Seit dem Referendum hat sich die Haltung der Gesellschaft zu den jugendlichen Delinquenten geändert. Zum einen steht das Thema nicht mehr an erster Stelle auf der öffentlichen Agenda. Die meinungsbildenden Massenmedien verbreiten kaum noch Nachrichten dazu. Es ist nicht verschwunden, aber es hat an Bedeutung verloren. Doch das Gesetz Nr. 19055 gilt immer noch. Es wurde 2013 von der Frente Amplio verabschiedet und verurteilt Jugendliche zwischen 15 und 18 Jahren, die eine schwere Straftat begehen, zu mindestens einem Jahr Gefängnis.

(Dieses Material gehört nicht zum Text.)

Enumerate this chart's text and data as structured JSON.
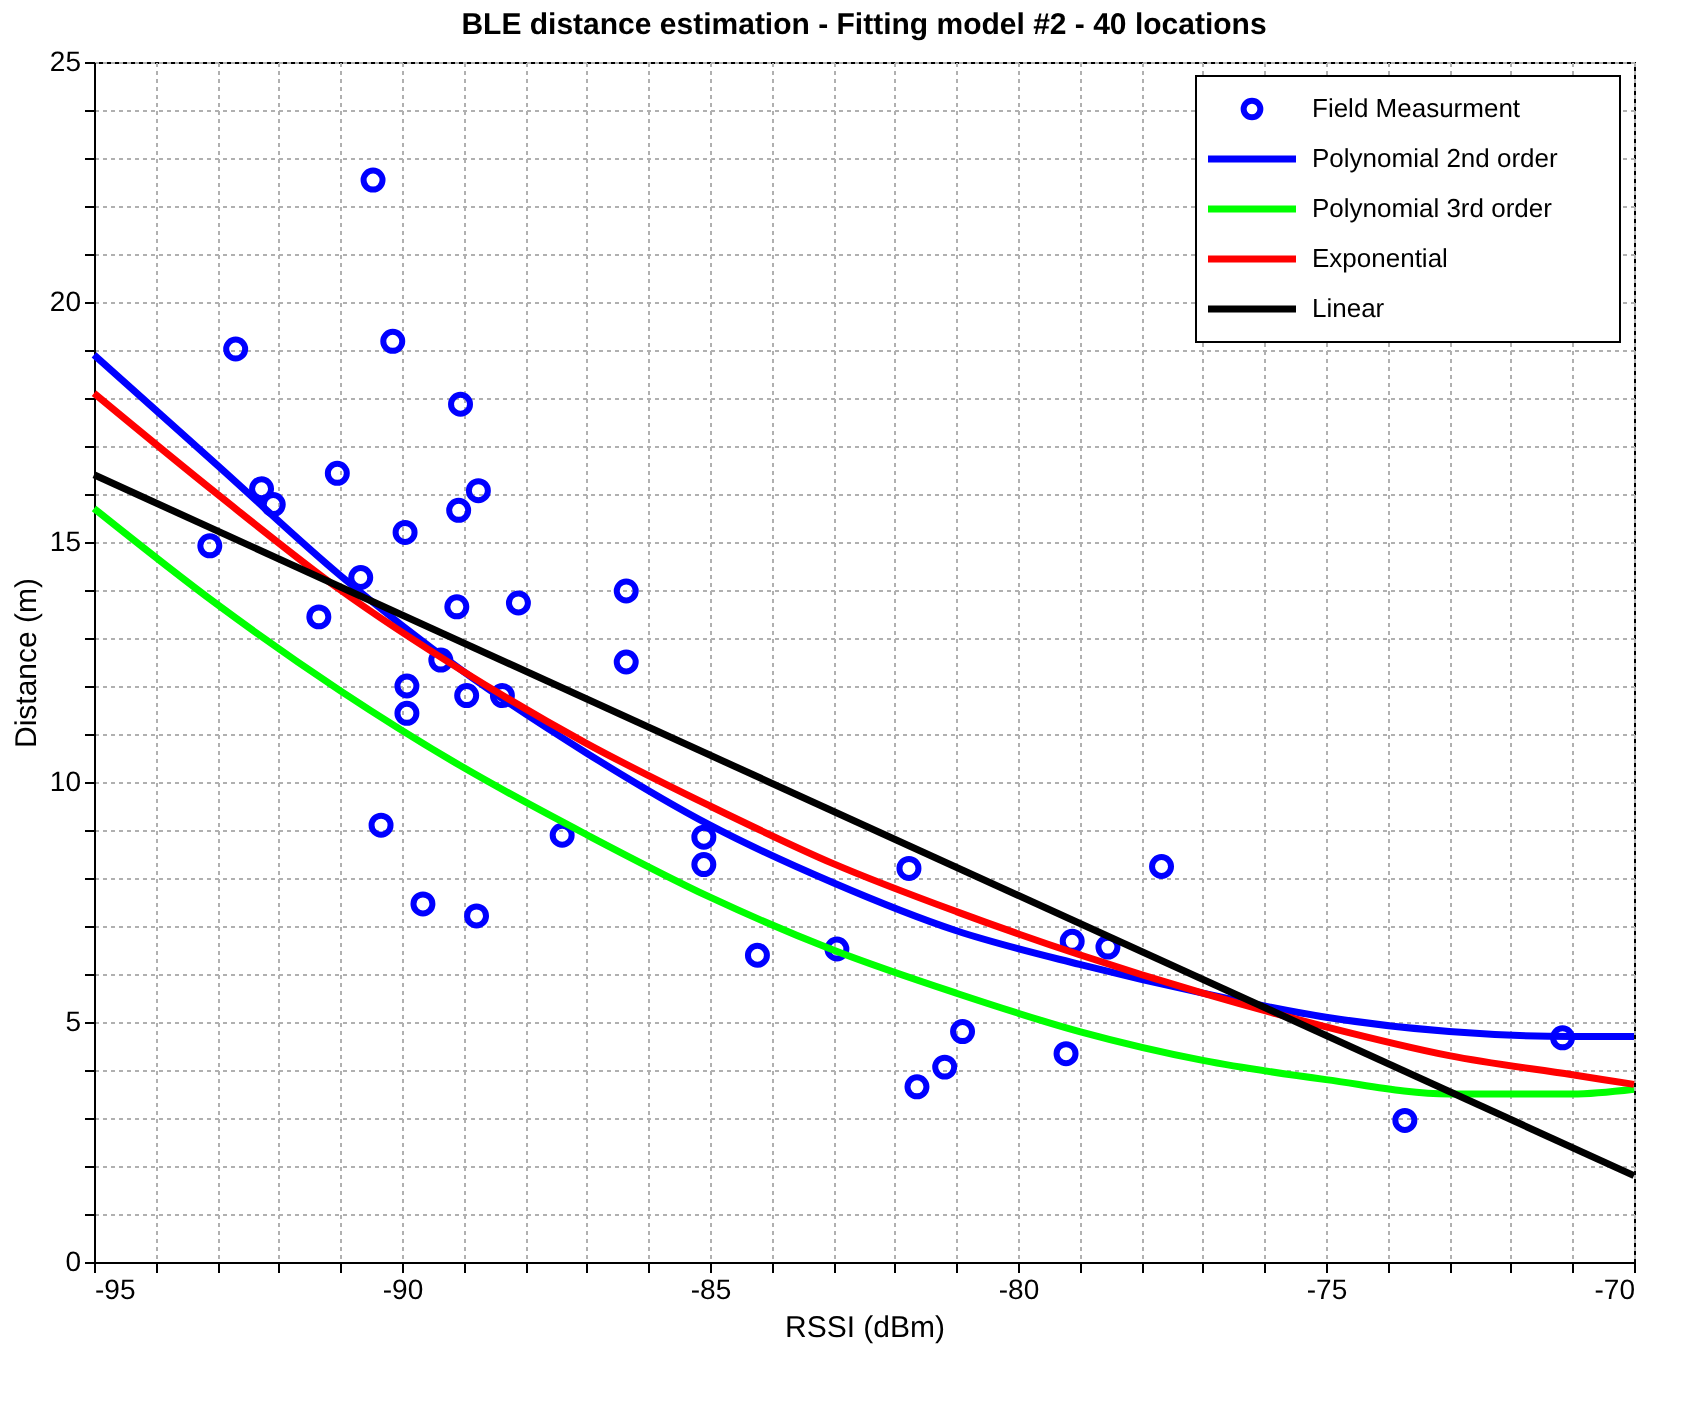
{
  "chart_data": {
    "type": "scatter",
    "title": "BLE distance estimation - Fitting model #2 - 40 locations",
    "xlabel": "RSSI (dBm)",
    "ylabel": "Distance (m)",
    "xlim": [
      -95,
      -70
    ],
    "ylim": [
      0,
      25
    ],
    "xticks": [
      -95,
      {
        "value": -94,
        "label": null
      },
      {
        "value": -93,
        "label": null
      },
      {
        "value": -92,
        "label": null
      },
      {
        "value": -91,
        "label": null
      },
      -90,
      {
        "value": -89,
        "label": null
      },
      {
        "value": -88,
        "label": null
      },
      {
        "value": -87,
        "label": null
      },
      {
        "value": -86,
        "label": null
      },
      -85,
      {
        "value": -84,
        "label": null
      },
      {
        "value": -83,
        "label": null
      },
      {
        "value": -82,
        "label": null
      },
      {
        "value": -81,
        "label": null
      },
      -80,
      {
        "value": -79,
        "label": null
      },
      {
        "value": -78,
        "label": null
      },
      {
        "value": -77,
        "label": null
      },
      {
        "value": -76,
        "label": null
      },
      -75,
      {
        "value": -74,
        "label": null
      },
      {
        "value": -73,
        "label": null
      },
      {
        "value": -72,
        "label": null
      },
      {
        "value": -71,
        "label": null
      },
      -70
    ],
    "yticks": [
      0,
      {
        "value": 1,
        "label": null
      },
      {
        "value": 2,
        "label": null
      },
      {
        "value": 3,
        "label": null
      },
      {
        "value": 4,
        "label": null
      },
      5,
      {
        "value": 6,
        "label": null
      },
      {
        "value": 7,
        "label": null
      },
      {
        "value": 8,
        "label": null
      },
      {
        "value": 9,
        "label": null
      },
      10,
      {
        "value": 11,
        "label": null
      },
      {
        "value": 12,
        "label": null
      },
      {
        "value": 13,
        "label": null
      },
      {
        "value": 14,
        "label": null
      },
      15,
      {
        "value": 16,
        "label": null
      },
      {
        "value": 17,
        "label": null
      },
      {
        "value": 18,
        "label": null
      },
      {
        "value": 19,
        "label": null
      },
      20,
      {
        "value": 21,
        "label": null
      },
      {
        "value": 22,
        "label": null
      },
      {
        "value": 23,
        "label": null
      },
      {
        "value": 24,
        "label": null
      },
      25
    ],
    "grid": true,
    "legend": "top right",
    "series": [
      {
        "name": "Field Measurment",
        "marker": "circle",
        "color": "#0000ff",
        "x": [
          -93.12,
          -92.7,
          -92.28,
          -92.09,
          -91.35,
          -91.05,
          -90.67,
          -90.47,
          -90.34,
          -90.15,
          -89.95,
          -89.92,
          -89.92,
          -89.66,
          -89.37,
          -89.11,
          -89.05,
          -89.08,
          -88.95,
          -88.79,
          -88.76,
          -88.37,
          -88.11,
          -87.4,
          -86.36,
          -86.36,
          -85.1,
          -85.1,
          -84.23,
          -82.94,
          -81.77,
          -81.64,
          -81.19,
          -80.9,
          -79.22,
          -79.12,
          -78.54,
          -77.67,
          -73.72,
          -71.16
        ],
        "values": [
          14.92,
          19.02,
          16.11,
          15.78,
          13.44,
          16.43,
          14.26,
          22.54,
          9.1,
          19.18,
          15.2,
          12.0,
          11.43,
          7.46,
          12.54,
          13.65,
          17.87,
          15.66,
          11.8,
          7.21,
          16.07,
          11.8,
          13.73,
          8.89,
          13.98,
          12.5,
          8.85,
          8.28,
          6.39,
          6.52,
          8.2,
          3.65,
          4.06,
          4.8,
          4.34,
          6.68,
          6.56,
          8.24,
          2.95,
          4.67
        ]
      },
      {
        "name": "Polynomial 2nd order",
        "type": "line",
        "color": "#0000ff",
        "x": [
          -95,
          -93,
          -91,
          -89,
          -87,
          -85,
          -83,
          -81,
          -79,
          -77,
          -75,
          -73,
          -71,
          -70
        ],
        "values": [
          18.9,
          16.6,
          14.3,
          12.3,
          10.6,
          9.1,
          7.9,
          6.9,
          6.2,
          5.6,
          5.1,
          4.8,
          4.7,
          4.7
        ]
      },
      {
        "name": "Polynomial 3rd order",
        "type": "line",
        "color": "#00ff00",
        "x": [
          -95,
          -93,
          -91,
          -89,
          -87,
          -85,
          -83,
          -81,
          -79,
          -77,
          -75,
          -73,
          -71,
          -70
        ],
        "values": [
          15.7,
          13.7,
          11.9,
          10.3,
          8.9,
          7.6,
          6.5,
          5.6,
          4.8,
          4.2,
          3.8,
          3.5,
          3.5,
          3.6
        ]
      },
      {
        "name": "Exponential",
        "type": "line",
        "color": "#ff0000",
        "x": [
          -95,
          -93,
          -91,
          -89,
          -87,
          -85,
          -83,
          -81,
          -79,
          -77,
          -75,
          -73,
          -71,
          -70
        ],
        "values": [
          18.1,
          16.0,
          14.0,
          12.3,
          10.8,
          9.5,
          8.3,
          7.3,
          6.4,
          5.6,
          4.9,
          4.3,
          3.9,
          3.7
        ]
      },
      {
        "name": "Linear",
        "type": "line",
        "color": "#000000",
        "x": [
          -95,
          -70
        ],
        "values": [
          16.4,
          1.8
        ]
      }
    ]
  }
}
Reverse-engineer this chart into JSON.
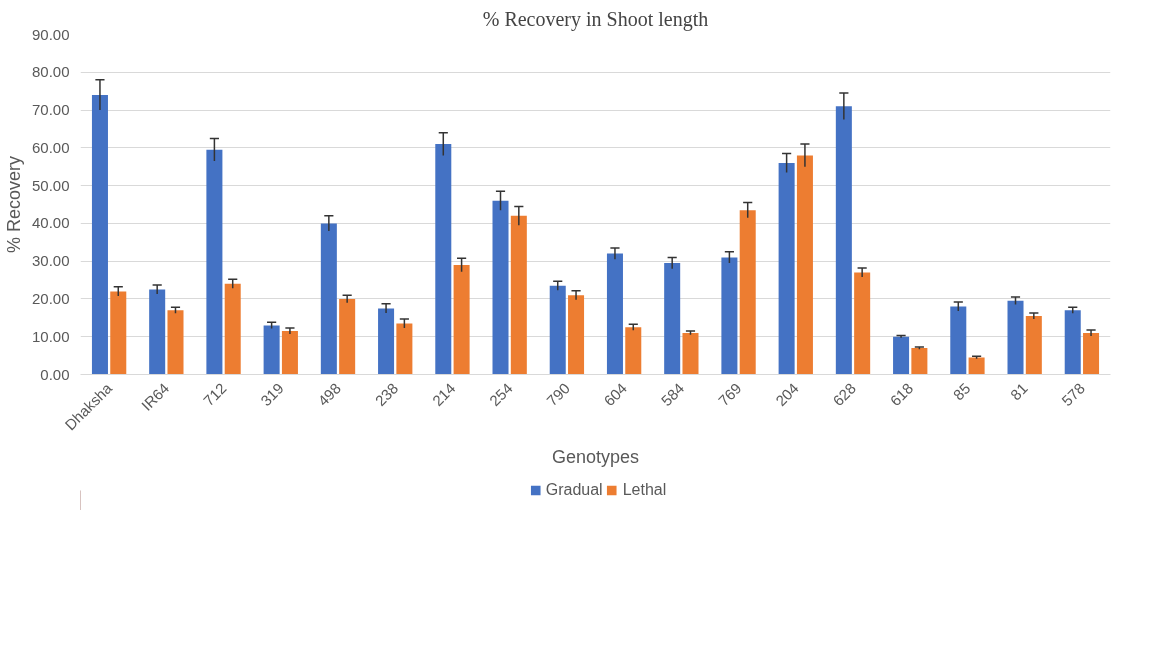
{
  "chart_data": {
    "type": "bar",
    "title": "% Recovery in Shoot length",
    "xlabel": "Genotypes",
    "ylabel": "% Recovery",
    "categories": [
      "Dhaksha",
      "IR64",
      "712",
      "319",
      "498",
      "238",
      "214",
      "254",
      "790",
      "604",
      "584",
      "769",
      "204",
      "628",
      "618",
      "85",
      "81",
      "578"
    ],
    "series": [
      {
        "name": "Gradual",
        "color": "#4472c4",
        "values": [
          74,
          22.5,
          59.5,
          13,
          40,
          17.5,
          61,
          46,
          23.5,
          32,
          29.5,
          31,
          56,
          71,
          10,
          18,
          19.5,
          17
        ],
        "errors": [
          4,
          1.2,
          3,
          0.8,
          2,
          1.2,
          3,
          2.5,
          1.2,
          1.5,
          1.5,
          1.5,
          2.5,
          3.5,
          0.3,
          1.2,
          1,
          0.8
        ]
      },
      {
        "name": "Lethal",
        "color": "#ed7d31",
        "values": [
          22,
          17,
          24,
          11.5,
          20,
          13.5,
          29,
          42,
          21,
          12.5,
          11,
          43.5,
          58,
          27,
          7,
          4.5,
          15.5,
          11
        ],
        "errors": [
          1.2,
          0.8,
          1.2,
          0.8,
          1,
          1.2,
          1.8,
          2.5,
          1.2,
          0.8,
          0.5,
          2,
          3,
          1.2,
          0.3,
          0.3,
          0.8,
          0.8
        ]
      }
    ],
    "ylim": [
      0,
      90
    ],
    "yticks": [
      {
        "value": 0,
        "label": "0.00"
      },
      {
        "value": 10,
        "label": "10.00"
      },
      {
        "value": 20,
        "label": "20.00"
      },
      {
        "value": 30,
        "label": "30.00"
      },
      {
        "value": 40,
        "label": "40.00"
      },
      {
        "value": 50,
        "label": "50.00"
      },
      {
        "value": 60,
        "label": "60.00"
      },
      {
        "value": 70,
        "label": "70.00"
      },
      {
        "value": 80,
        "label": "80.00"
      },
      {
        "value": 90,
        "label": "90.00"
      }
    ],
    "grid": "y",
    "legend": "bottom"
  }
}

Die Verabschiedung dieses Gesetzes war ein klarer Rückschritt für das Jugendstrafrecht und wurde von der No a la Baja-Kampagne ignoriert, aber es wurde sehr wohl von Menschenrechtsorganisationen scharf kritisiert. Einige Gruppen versuchen, die öffentliche Behandlung des Themas und die nun bekannte Tatsache, dass die Konvention für Kinder und Jugendliche Gefängnisstrafen nur als das letzte Mittel sieht, zu nutzen, um das Jugendstrafrecht zu reformieren und alternative Maßnahmen zum Freiheitsentzug zu entwerfen.
Uruguay hat sich mit dem Sieg der No a la Baja-Kampagne verändert. Aber es bleibt noch ein langer Weg zu einem Jugendstrafrecht, das die Menschenrechte der Jugendlichen, die mit dem Gesetz in Konflikt geraten, garantiert.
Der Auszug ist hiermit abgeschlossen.